Opinion
314 KA 18–01500
03-22-2019
FRANK H. HISCOCK LEGAL AID SOCIETY, SYRACUSE (NATHANIEL V. RILEY OF COUNSEL), FOR DEFENDANT–APPELLANT. WILLIAM J. FITZPATRICK, DISTRICT ATTORNEY, SYRACUSE (BRADLEY W. OASTLER OF COUNSEL), FOR RESPONDENT.
FRANK H. HISCOCK LEGAL AID SOCIETY, SYRACUSE (NATHANIEL V. RILEY OF COUNSEL), FOR DEFENDANT–APPELLANT.
WILLIAM J. FITZPATRICK, DISTRICT ATTORNEY, SYRACUSE (BRADLEY W. OASTLER OF COUNSEL), FOR RESPONDENT.
PRESENT: CENTRA, J.P., PERADOTTO, DEJOSEPH, AND WINSLOW, JJ.
MEMORANDUM AND ORDER
It is hereby ORDERED that the order so appealed from is unanimously affirmed without costs.

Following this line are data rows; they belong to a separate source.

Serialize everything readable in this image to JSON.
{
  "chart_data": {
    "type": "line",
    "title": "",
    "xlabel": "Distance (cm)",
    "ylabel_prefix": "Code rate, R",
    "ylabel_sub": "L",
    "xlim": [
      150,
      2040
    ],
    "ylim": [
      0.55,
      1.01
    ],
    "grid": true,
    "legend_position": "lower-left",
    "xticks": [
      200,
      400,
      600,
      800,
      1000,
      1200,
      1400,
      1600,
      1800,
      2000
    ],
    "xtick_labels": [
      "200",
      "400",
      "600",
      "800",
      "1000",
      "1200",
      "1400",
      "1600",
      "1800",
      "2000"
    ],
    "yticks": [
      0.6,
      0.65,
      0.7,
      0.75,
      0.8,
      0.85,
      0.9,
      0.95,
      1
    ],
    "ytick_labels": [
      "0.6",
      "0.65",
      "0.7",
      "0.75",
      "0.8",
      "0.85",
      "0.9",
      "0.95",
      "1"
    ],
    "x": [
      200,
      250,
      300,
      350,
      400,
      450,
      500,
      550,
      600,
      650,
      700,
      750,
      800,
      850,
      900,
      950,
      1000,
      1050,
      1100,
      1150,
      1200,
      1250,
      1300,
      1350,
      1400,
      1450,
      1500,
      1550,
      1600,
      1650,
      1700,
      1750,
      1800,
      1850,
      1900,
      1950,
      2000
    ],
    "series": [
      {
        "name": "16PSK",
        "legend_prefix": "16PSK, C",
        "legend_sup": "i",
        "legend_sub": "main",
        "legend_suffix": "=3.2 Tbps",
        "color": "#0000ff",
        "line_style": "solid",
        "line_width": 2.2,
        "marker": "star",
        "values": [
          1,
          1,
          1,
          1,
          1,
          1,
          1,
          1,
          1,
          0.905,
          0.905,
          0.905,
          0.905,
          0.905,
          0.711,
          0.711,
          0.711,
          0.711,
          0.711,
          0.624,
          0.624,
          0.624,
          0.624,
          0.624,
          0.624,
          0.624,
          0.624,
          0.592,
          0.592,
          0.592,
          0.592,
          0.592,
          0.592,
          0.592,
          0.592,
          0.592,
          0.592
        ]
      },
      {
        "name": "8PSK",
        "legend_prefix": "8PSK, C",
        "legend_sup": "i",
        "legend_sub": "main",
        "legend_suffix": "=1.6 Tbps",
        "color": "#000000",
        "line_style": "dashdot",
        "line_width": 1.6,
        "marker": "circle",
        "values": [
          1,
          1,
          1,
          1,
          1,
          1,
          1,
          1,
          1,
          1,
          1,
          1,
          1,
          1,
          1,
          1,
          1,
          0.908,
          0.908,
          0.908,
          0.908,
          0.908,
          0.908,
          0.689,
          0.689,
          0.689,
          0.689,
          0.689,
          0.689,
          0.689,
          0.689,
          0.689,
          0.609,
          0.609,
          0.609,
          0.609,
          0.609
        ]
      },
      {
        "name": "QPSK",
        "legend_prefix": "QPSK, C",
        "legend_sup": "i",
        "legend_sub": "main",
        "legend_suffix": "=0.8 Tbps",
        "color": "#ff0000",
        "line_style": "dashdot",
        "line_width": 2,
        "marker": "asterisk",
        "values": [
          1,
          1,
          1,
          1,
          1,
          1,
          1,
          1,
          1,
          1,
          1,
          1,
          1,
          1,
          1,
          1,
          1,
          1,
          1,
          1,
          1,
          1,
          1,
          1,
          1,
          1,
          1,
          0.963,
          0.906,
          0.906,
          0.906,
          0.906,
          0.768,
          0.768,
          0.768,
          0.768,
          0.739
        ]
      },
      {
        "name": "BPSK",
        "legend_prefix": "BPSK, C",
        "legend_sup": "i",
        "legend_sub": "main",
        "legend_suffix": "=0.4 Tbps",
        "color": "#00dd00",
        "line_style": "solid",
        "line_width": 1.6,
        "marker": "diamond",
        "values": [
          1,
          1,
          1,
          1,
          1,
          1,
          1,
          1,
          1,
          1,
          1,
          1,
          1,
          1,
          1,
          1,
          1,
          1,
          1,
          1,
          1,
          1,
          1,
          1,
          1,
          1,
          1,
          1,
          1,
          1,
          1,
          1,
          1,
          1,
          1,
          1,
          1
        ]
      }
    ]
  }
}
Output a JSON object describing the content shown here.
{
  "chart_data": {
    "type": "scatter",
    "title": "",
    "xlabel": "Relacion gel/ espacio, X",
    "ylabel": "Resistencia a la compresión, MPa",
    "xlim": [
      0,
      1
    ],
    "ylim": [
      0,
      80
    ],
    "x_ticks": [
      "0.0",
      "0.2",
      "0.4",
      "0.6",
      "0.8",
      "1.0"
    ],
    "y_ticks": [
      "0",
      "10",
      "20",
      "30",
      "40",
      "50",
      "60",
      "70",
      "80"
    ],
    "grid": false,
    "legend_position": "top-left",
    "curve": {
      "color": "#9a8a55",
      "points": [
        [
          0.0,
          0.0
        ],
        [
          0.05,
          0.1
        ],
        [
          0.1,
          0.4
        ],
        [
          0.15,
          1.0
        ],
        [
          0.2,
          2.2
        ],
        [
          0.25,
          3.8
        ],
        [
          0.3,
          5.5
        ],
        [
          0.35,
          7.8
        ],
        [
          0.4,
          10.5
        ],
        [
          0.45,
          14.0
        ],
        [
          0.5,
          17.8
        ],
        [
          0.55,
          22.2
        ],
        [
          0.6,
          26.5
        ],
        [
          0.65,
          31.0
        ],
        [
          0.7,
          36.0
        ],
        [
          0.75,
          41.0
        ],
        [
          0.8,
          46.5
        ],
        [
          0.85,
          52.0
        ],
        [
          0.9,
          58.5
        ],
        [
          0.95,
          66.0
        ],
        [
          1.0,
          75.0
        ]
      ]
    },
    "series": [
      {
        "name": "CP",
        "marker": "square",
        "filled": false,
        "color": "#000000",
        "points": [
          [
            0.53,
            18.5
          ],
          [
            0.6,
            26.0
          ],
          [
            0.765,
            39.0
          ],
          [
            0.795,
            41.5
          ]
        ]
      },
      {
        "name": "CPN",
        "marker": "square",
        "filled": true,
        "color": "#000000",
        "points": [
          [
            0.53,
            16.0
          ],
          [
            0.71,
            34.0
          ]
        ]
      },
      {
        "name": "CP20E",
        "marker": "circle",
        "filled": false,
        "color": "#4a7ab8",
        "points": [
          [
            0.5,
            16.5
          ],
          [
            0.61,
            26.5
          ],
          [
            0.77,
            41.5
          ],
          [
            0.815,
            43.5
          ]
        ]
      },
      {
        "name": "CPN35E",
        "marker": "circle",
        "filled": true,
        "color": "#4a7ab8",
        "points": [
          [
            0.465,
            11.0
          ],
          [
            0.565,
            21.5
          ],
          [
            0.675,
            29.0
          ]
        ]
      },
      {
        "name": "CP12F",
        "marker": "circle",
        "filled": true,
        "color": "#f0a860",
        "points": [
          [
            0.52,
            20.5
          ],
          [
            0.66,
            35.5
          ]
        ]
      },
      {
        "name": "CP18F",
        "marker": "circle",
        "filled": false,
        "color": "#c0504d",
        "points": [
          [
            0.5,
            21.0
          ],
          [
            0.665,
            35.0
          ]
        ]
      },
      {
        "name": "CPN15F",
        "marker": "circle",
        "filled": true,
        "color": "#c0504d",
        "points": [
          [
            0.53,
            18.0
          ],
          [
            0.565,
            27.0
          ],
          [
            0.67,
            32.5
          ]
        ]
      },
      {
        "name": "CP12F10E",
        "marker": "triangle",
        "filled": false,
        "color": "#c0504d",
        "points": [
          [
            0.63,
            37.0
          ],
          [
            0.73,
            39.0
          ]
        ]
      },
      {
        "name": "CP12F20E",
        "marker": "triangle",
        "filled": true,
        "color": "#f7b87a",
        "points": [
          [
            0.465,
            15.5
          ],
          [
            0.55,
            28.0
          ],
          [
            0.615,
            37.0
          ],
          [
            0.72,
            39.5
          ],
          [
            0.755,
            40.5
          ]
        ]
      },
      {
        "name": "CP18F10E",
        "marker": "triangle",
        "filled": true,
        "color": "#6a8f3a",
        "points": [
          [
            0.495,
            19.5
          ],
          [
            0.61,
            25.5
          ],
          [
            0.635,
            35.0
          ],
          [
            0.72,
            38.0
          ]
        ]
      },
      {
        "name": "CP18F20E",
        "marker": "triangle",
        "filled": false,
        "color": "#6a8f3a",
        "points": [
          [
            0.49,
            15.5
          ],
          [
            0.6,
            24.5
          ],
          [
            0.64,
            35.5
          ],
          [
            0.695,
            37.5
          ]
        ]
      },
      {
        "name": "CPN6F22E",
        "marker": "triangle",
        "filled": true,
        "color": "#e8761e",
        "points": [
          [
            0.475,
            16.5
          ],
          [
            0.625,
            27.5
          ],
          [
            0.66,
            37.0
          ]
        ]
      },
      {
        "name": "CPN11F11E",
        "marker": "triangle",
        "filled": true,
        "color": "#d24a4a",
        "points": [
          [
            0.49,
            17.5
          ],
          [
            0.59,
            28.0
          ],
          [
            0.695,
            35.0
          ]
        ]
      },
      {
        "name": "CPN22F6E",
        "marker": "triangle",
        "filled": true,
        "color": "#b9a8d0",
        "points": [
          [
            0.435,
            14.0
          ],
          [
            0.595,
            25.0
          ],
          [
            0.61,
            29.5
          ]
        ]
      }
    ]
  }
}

Memorandum: On appeal from an order determining that he is a level three risk pursuant to the Sex Offender Registration Act ( Correction Law § 168 et seq. ), defendant contends that County Court failed to adequately set forth its conclusions of fact and law, requiring remittal. Although we agree with defendant that the court's written order did not set forth its "findings of fact and conclusions of law on which the determinations are based" (§ 168–n [3]; see People v. Smith, 11 N.Y.3d 797, 798, 868 N.Y.S.2d 569, 897 N.E.2d 1050 [2008] ), we conclude that the court's written order together with its oral decision "are clear, supported by the record and sufficiently detailed to permit intelligent appellate review" ( People v. Young, 108 A.D.3d 1232, 1233, 969 N.Y.S.2d 372 [4th Dept. 2013], lv denied 22 N.Y.3d 853, 2013 WL 5658386 [2013], rearg. denied 22 N.Y.3d 1036, 981 N.Y.S.2d 351, 4 N.E.3d 362 [2013] [internal quotation marks omitted]; see People v. McCabe, 142 A.D.3d 1379, 1380, 38 N.Y.S.3d 352 [4th Dept. 2016] ).
We reject defendant's contention that the court erred in assessing 20 points under risk factor 13 for unsatisfactory conduct while confined involving sexual misconduct. The record establishes that defendant had numerous disciplinary infractions, at least one of which was related to sexual misconduct. At the very least, he was properly assessed 10 points under that category for unsatisfactory conduct (see People v. Harris, 46 A.D.3d 1445, 1446, 848 N.Y.S.2d 792 [4th Dept. 2007], lv denied 10 N.Y.3d 707, 858 N.Y.S.2d 654, 888 N.E.2d 396 [2008] ). Even assuming, arguendo, that defendant should have been assessed only 10 points under risk factor 13 and that defendant correctly asserts that the court erred in assessing 15 points under risk factor 12 for not accepting responsibility/refusing or being expelled from treatment, his presumptive risk level would not change inasmuch as the People met their burden of proving by clear and convincing evidence that defendant should have been assessed 30 points under risk factor 3 for having three or more victims (see People v. Gillotti, 23 N.Y.3d 841, 859–860, 994 N.Y.S.2d 1, 18 N.E.3d 701 [2014] ; People v. Bernecky, 161 A.D.3d 1540, 1540–1541, 76 N.Y.S.3d 723 [4th Dept. 2018], lv denied 32 N.Y.3d 901, 2018 WL 4135030 [2018] ; see generally People v. Aldrich, 56 A.D.3d 1228, 1229, 867 N.Y.S.2d 610 [4th Dept. 2008] ). Thus, contrary to defendant's contention, he was properly classified as a presumptive level two risk and not a presumptive level one risk.
Contrary to defendant's further contention, " ‘[t]he court's discretionary upward departure [to a level three risk] was based on clear and convincing evidence of aggravating factors to a degree not taken into account by the risk assessment instrument’ " ( McCabe, 142 A.D.3d at 1380, 38 N.Y.S.3d 352 ). Those factors included the significant amount of child pornography in defendant's possession, the lengthy period of time that he collected the child pornography, the nature of the images, and his extensive activities in downloading, categorizing, and sharing the child pornography (see People v. Tatner, 149 A.D.3d 1595, 1595–1596, 53 N.Y.S.3d 445 [4th Dept. 2017], lv denied 29 N.Y.3d 916, 2017 WL 3908393 [2017] ; People v. Sczerbaniewicz, 126 A.D.3d 1348, 1349, 5 N.Y.S.3d 644 [4th Dept. 2015] ).